“The New Neighbors,” Friend, Jan. 1984, 46
“You have flour on your nose, Jeffrey,” Mother teased.
Jeffrey looked down to see the white flour powdering his nose. They both began to laugh.
“I think I have flour on more than just my nose,” said Jeffrey as his eyes traveled farther down to his shirt and trousers. He dumped another cup of flour into the big batch of bread dough and mixed it thoroughly. His sister Barbara began wiping off the kitchen table so the dough could be kneaded and divided into loaves.
“You’re both doing such a good job helping to make the bread that there’s nothing left for me to do!” exclaimed Mother.
Jeffrey and Barbara beamed at each other, and Barbara said, “Look. Even Jason wants to help.”
Three-year-old Jason was sitting on the kitchen floor struggling to pull bread pans out of the cupboard.
“Welcoming our new neighbors across the street has really become a family affair,” Mother said. “Your dad’s out in the garden right now,” she added, “picking tomatoes and zucchini to take over to them.”
“Where’s Jenny?” asked Barbara.
Just then Jenny came bursting into the kitchen.
“Mother!” she wailed. “You simply have to help me decide what I’m going to do for the school variety show. I’m supposed to tell my teacher this week.”
“Maybe you could play that new piece you’ve been learning on the piano,” Mother calmly suggested.
“Oh, Mother!” Jenny replied impatiently. “I played the piano last year. I want to do something new and different.”
“Mmm,” said Mother, “I’ll have to think about it. Why don’t you help us finish making this bread for our new neighbors, and we’ll talk about what you might do.”
Jenny glanced scornfully at the powdery white trail across the kitchen floor and at the gooey globs of dough on Jeffrey’s hands. She retreated to her bedroom, mumbling something about having more important things to do than make bread.
“Jenny certainly isn’t much help today,” Barbara declared.
“She just doesn’t realize how much fun she’s missing,” Mother said, sighing with disappointment.
That afternoon, when the Anderson family was ready to take their gifts to welcome the new neighbors, Dad found Jenny watching television.
“Aren’t you coming with us?” asked Dad. “We’re all anxious to meet the new people across the street.”
“Doesn’t sound like much fun to me,” replied Jenny, not taking her eyes off the show she was watching.
“Jenny,” said Dad firmly, “we really feel that the whole family should go over to welcome our new neighbors. Please come with us.”
“Oh, all right,” said Jenny, “but I’d much rather stay here and watch television.”
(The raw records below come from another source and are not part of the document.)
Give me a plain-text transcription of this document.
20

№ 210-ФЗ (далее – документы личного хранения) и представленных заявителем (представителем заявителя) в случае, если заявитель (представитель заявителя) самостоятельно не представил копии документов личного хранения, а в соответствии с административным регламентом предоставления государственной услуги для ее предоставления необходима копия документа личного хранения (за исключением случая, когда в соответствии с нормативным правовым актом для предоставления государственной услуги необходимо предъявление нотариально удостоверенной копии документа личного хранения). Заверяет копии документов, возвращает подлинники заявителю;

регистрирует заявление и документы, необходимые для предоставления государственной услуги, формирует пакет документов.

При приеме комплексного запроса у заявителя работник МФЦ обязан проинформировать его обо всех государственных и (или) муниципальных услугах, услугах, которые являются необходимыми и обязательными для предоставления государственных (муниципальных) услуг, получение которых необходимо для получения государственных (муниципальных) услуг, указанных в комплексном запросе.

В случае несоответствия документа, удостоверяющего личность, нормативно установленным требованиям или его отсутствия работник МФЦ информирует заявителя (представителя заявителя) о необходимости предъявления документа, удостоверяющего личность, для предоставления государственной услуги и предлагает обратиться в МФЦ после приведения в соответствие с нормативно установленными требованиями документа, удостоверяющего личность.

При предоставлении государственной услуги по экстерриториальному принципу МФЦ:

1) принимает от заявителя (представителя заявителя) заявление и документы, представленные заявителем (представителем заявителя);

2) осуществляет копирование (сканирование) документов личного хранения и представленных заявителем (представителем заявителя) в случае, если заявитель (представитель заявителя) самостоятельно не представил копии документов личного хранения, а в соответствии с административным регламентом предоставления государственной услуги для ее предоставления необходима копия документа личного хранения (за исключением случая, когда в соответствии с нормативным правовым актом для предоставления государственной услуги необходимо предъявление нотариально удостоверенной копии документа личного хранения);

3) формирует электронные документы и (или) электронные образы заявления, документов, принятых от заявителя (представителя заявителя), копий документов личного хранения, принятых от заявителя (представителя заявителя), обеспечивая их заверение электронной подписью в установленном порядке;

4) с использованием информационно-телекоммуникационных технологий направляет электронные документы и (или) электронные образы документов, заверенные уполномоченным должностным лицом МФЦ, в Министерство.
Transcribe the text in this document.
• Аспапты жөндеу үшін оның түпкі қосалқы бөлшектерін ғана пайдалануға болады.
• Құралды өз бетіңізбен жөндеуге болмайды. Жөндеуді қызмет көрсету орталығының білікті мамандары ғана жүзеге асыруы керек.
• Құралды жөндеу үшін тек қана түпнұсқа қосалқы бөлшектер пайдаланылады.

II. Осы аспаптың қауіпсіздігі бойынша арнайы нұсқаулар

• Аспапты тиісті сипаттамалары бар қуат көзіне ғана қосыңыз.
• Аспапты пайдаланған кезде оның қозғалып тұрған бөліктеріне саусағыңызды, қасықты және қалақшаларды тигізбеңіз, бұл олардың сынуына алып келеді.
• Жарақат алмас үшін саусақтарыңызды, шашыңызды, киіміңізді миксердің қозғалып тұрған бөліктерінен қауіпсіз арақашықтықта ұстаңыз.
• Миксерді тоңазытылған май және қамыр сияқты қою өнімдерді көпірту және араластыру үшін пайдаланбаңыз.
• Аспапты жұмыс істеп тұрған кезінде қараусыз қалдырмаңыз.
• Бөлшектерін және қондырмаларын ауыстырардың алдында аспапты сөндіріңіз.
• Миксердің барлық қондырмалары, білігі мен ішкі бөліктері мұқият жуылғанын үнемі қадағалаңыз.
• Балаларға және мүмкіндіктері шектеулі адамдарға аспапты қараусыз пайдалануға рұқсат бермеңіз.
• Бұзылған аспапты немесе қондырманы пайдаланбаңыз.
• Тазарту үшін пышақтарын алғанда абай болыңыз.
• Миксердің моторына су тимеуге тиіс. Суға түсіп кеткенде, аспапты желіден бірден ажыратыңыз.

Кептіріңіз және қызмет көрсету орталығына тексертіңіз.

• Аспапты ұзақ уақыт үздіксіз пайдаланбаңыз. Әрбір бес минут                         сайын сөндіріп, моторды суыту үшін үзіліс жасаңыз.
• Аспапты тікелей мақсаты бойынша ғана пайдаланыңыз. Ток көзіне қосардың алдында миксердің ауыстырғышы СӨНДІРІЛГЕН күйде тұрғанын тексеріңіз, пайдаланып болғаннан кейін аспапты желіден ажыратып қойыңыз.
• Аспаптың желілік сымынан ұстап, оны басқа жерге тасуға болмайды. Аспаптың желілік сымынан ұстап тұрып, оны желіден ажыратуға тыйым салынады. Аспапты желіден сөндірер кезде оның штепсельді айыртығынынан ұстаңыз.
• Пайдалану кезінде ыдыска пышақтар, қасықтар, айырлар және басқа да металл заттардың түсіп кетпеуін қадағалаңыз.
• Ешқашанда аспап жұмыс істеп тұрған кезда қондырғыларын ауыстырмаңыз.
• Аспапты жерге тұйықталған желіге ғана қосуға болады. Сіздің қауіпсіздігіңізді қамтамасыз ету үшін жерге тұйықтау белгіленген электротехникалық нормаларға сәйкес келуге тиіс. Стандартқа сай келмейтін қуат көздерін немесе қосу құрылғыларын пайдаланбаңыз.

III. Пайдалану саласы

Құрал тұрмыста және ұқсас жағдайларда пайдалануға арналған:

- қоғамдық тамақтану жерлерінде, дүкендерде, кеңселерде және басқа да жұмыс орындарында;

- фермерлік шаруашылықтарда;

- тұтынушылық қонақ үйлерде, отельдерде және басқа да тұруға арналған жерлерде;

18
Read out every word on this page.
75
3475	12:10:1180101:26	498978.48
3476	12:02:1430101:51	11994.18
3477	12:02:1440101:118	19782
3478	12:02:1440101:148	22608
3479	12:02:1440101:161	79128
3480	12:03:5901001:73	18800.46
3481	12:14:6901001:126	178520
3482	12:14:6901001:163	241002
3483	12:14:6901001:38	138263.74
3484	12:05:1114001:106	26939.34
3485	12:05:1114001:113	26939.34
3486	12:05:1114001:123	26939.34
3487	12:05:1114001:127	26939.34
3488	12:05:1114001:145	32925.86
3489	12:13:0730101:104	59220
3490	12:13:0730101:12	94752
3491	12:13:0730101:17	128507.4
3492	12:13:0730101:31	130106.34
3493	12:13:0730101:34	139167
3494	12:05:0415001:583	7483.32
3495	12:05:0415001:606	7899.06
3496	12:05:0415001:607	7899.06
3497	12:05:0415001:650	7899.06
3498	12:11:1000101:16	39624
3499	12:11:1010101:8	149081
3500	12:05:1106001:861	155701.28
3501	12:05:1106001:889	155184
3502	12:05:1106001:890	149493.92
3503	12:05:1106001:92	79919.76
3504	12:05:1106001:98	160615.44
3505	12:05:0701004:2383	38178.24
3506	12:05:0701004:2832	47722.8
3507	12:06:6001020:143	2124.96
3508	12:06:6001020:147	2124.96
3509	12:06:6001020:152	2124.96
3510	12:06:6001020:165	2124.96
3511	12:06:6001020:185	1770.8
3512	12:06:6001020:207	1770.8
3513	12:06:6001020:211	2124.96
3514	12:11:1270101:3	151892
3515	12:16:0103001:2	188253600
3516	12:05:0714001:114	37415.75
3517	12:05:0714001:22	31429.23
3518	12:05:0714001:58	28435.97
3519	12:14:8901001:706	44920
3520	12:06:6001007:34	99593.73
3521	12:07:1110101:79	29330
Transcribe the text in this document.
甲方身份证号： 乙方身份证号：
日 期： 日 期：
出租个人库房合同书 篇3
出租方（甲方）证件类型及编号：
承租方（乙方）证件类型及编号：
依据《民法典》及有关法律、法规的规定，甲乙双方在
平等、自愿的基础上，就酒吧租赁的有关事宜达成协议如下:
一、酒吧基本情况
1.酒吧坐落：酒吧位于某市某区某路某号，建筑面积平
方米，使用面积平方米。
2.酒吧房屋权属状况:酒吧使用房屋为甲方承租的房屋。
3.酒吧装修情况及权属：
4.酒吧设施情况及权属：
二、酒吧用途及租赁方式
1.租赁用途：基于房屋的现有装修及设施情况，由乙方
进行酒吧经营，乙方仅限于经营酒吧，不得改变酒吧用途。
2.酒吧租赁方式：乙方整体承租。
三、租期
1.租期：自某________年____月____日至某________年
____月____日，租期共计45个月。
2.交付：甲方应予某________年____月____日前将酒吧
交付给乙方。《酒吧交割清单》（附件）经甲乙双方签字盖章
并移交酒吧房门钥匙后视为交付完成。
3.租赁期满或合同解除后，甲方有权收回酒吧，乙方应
Dad rang their new neighbor’s doorbell, and a man with black hair and dark eyes opened the door and looked curiously at the family. Dad introduced himself and the rest of the family and explained that they were a welcoming committee. The man’s face broke into a big grin. Calling his wife and two daughters, he enthusiastically invited Dad, Mother, Jeffrey, Jenny, Barbara, and Jason into his home.
When Dad presented them with warm bread and freshly-picked vegetables, the new family exclaimed in unison, “Mahalo! Mahalo!”
The Andersons soon learned that Mr. and Mrs. Kanahele and their daughters, Leimomi and Lani, had moved to California from a small town in Hawaii and that mahalo means thanks in Hawaiian.
Looking around at the stacks of boxes, the Anderson family offered to help the Kanaheles unpack. Soon everyone was talking and laughing.
Leimomi was delighted to find that she would be in Jenny’s class at school. Lani was Barbara’s age.
As the four girls chattered away, Mother smiled because Jenny seemed to be enjoying herself most of all. She and Leimomi were busily rummaging through a box of Leimomi’s Hawaiian treasures, and Jenny was telling Leimomi that she would be glad to show her around school.
Jenny and Leimomi were gaily dancing around with the grass skirt Leimomi had dug out of the box when they heard Mrs. Kanahele exclaim to Lani, “Now you will be able to have a hauoli la hanau!”
“Hauoli la hanau means happy birthday in Hawaiian,” Lani explained to the Andersons. “My birthday is next week, and I was afraid I wouldn’t have any friends to invite to the party, but now Barbara and Jenny are here. Will you come?”
“That would be a lot of fun!” exclaimed Barbara. “I’ve never been to a Hawaiian birthday party.”
When the Andersons went home, Dad’s arms were loaded with pineapples, Jeffrey was lugging two coconuts, and Mother was wearing a lei. Jason toted two big bananas that had been grown in the Kanahele’s backyard in Hawaii.
“You know,” Mother said, smiling thoughtfully, “I think we’re taking more home with us than we took over to them.”
“Yes,” Dad said, “and we all seemed to enjoy our visit.”
Jenny tugged at Dad’s sleeve. “It certainly was more fun than watching television. And, Mom, now I know what I’m going to do for the variety show. Leimomi is going to teach me some hula steps and let me wear her grass skirt. Best of all, she’s my aikane (friend).